Israel Berencana Melipatgandakan Populasi di Wilayah Golan yang Diduduki



KONTAN.CO.ID - JERUSALEM. Pada hari Minggu, Israel mengumumkan rencananya untuk menggandakan jumlah penduduk di Dataran Tinggi Golan yang diduduki, sebuah langkah yang diambil di tengah ketegangan yang terus meningkat di wilayah tersebut.

Perdana Menteri Israel, Benjamin Netanyahu, mengungkapkan pentingnya memperkuat keberadaan Israel di wilayah yang strategis ini, meskipun ancaman dari Suriah tetap ada, meskipun para pemimpin pemberontak yang menggulingkan Presiden Bashar al-Assad minggu lalu menunjukkan nada yang lebih moderat.

Rencana Penguatan Demografi di Dataran Tinggi Golan

Dalam pernyataannya, Netanyahu menekankan bahwa "memperkuat Golan adalah memperkuat Negara Israel, dan ini sangat penting pada saat-saat seperti sekarang." Ia menambahkan, Israel akan terus mempertahankan wilayah tersebut, membuatnya berkembang, dan menetap di sana.

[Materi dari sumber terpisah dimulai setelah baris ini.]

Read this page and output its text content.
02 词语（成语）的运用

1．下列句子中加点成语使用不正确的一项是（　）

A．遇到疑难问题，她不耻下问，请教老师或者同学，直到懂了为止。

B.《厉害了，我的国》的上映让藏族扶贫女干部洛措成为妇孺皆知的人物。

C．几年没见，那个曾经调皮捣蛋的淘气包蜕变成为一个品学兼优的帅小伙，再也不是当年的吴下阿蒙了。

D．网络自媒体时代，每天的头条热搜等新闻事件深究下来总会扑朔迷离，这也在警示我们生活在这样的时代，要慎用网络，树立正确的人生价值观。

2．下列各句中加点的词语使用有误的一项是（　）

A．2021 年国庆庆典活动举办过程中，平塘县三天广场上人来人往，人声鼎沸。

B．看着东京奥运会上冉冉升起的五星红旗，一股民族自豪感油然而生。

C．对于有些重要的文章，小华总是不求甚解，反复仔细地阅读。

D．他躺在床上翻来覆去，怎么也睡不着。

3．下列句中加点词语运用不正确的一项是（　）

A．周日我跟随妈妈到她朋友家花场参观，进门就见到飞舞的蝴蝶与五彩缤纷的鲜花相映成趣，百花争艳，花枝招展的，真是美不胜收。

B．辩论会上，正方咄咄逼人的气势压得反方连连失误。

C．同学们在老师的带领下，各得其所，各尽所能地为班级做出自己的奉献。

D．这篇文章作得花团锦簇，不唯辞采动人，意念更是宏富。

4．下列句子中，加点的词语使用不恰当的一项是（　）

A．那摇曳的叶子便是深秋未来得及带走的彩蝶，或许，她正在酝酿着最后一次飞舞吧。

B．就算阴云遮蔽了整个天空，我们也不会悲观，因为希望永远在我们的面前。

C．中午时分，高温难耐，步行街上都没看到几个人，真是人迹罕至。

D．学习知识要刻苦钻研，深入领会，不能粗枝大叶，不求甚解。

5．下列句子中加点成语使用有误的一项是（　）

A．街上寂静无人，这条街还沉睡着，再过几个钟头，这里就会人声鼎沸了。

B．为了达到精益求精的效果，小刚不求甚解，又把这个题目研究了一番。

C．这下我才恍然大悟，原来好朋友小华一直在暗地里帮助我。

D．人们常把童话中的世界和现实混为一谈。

Baca Juga: Hizbullah Tegaskan Perlawanan Terhadap Israel Tak Terhenti Selama Israel Ekspansi

Keputusan ini menyusul langkah pemerintahan Israel yang mengesahkan rencana anggaran sebesar 40 juta shekel (sekitar US$11 juta) untuk mendorong pertumbuhan demografi di wilayah tersebut. Netanyahu menjelaskan bahwa keputusan ini didorong oleh situasi keamanan yang semakin memburuk di Suriah, serta tujuan untuk menggandakan populasi di Golan.

Israel telah menduduki sebagian besar Dataran Tinggi Golan dari Suriah dalam Perang Enam Hari pada tahun 1967 dan menganeksasinya pada tahun 1981, meskipun aneksasi ini tidak diakui oleh mayoritas negara-negara di dunia.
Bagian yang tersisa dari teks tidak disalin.